Many market participants feel that there aren’t enough profitable renewable projects in the pipeline for municipal governments and that the Indonesian financial services authority may demand the underlying project to run first, even before the bond is issued, to ensure that the project is real. Since the existing policies and regulations have limited ability to improve the market demand, market participants offered certain recommendations to the municipal governments:

  1. Green bonds should only be issued if there is a significant need for funding, and specifically if international investors with more money and a greater desire for aggressive trading can participate in the market. If the requirement for finance is limited, it is not worth it to issue green bonds because the cost outweighs the benefit.
  2. The municipal government should offer the green bond to quasi-government entities first, such as state-owned banks in the area. This may secure a minimal number of bond buyers and reduce the government’s concerns regarding the bond’s complete sale.
  3. Municipal governments should sell the bonds first to BPJS, the country’s largest state-owned pension and insurance company. The designated base investor should be BPJS. Other smaller pension managers and insurance companies will be more enticed to enter the market once there is a clear and sizeable investor base.
  4. Bonds having short maturity are preferred by securities companies, banks, and investment banks. Municipal governments should instead sell their green bonds to pension funds and insurance companies, who are willing to accept bonds with long maturities.

Conclusion

As part of its National Energy Policy, Indonesia has set a goal of increasing its renewable energy mix to 23 per cent by 2025. In addition, the government has vowed in its nationally determined contribution (NDC) statement to reduce greenhouse gas emissions by 29 per cent by 2030. These two programmes urge Indonesian local governments to make renewable energy a priority in their regional energy plans. Local governments, on the other hand, face a major financial hurdle in developing more renewable energy.

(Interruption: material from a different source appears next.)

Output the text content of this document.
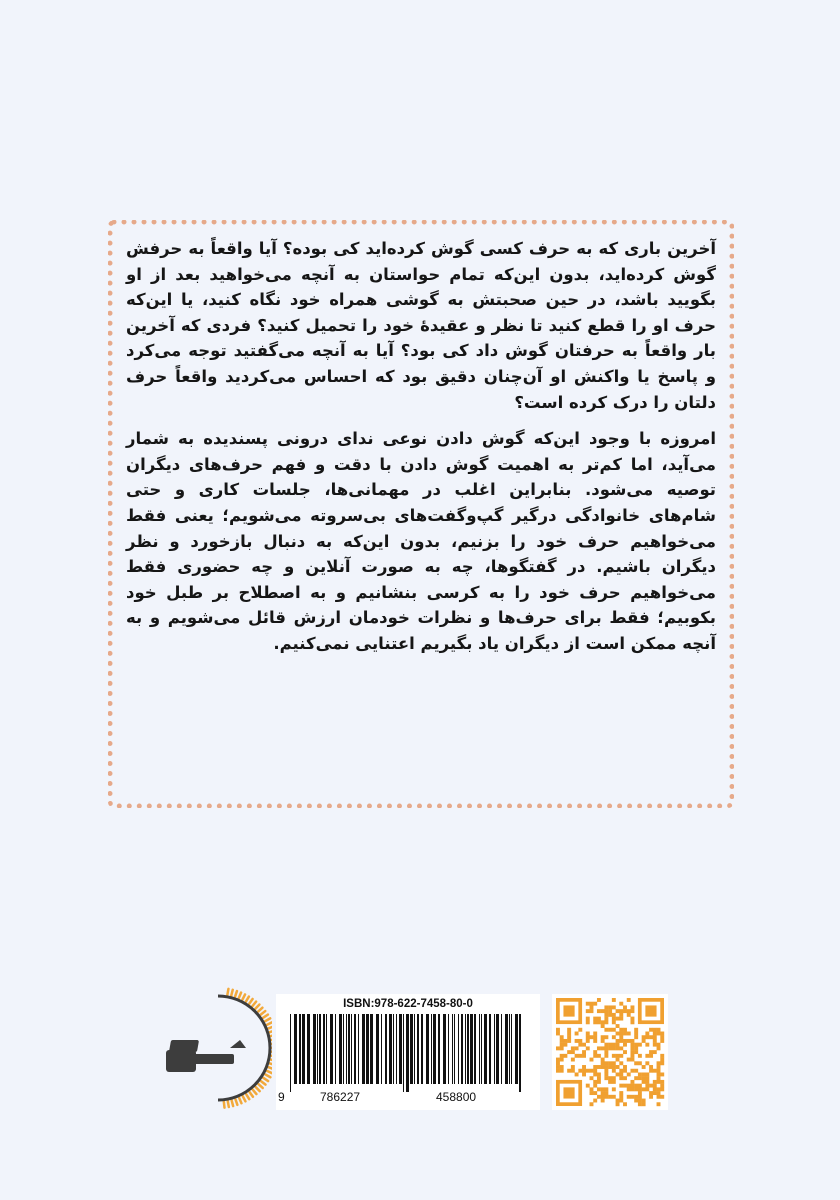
آخرین باری که به حرف کسی گوش کرده‌اید کی بوده؟ آیا واقعاً به حرفش گوش کرده‌اید، بدون این‌که تمام حواستان به آنچه می‌خواهید بعد از او بگویید باشد، در حین صحبتش به گوشی همراه خود نگاه کنید، یا این‌که حرف او را قطع کنید تا نظر و عقیدهٔ خود را تحمیل کنید؟ فردی که آخرین بار واقعاً به حرفتان گوش داد کی بود؟ آیا به آنچه می‌گفتید توجه می‌کرد و پاسخ یا واکنش او آن‌چنان دقیق بود که احساس می‌کردید واقعاً حرف دلتان را درک کرده است؟

امروزه با وجود این‌که گوش دادن نوعی ندای درونی پسندیده به شمار می‌آید، اما کم‌تر به اهمیت گوش دادن با دقت و فهم حرف‌های دیگران توصیه می‌شود. بنابراین اغلب در مهمانی‌ها، جلسات کاری و حتی شام‌های خانوادگی درگیر گپ‌وگفت‌های بی‌سروته می‌شویم؛ یعنی فقط می‌خواهیم حرف خود را بزنیم، بدون این‌که به دنبال بازخورد و نظر دیگران باشیم. در گفتگوها، چه به صورت آنلاین و چه حضوری فقط می‌خواهیم حرف خود را به کرسی بنشانیم و به اصطلاح بر طبل خود بکوبیم؛ فقط برای حرف‌ها و نظرات خودمان ارزش قائل می‌شویم و به آنچه ممکن است از دیگران یاد بگیریم اعتنایی نمی‌کنیم.

ISBN:978-622-7458-80-0
9	786227	458800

Issues of municipal bonds have challenges from both the demand and supply sides. On the supply side, there are a limited number of successful renewable energy projects in the pipeline, as well as unskilled bond-dealing bureaucrats. On the demand side, market participants acknowledge a lack of green awareness in the industry and are unsure about government rules. Several recommendations are given to the government to overcome the issues at hand. At the moment, it is up to the government to decide whether to use these or to develop its own effective policies.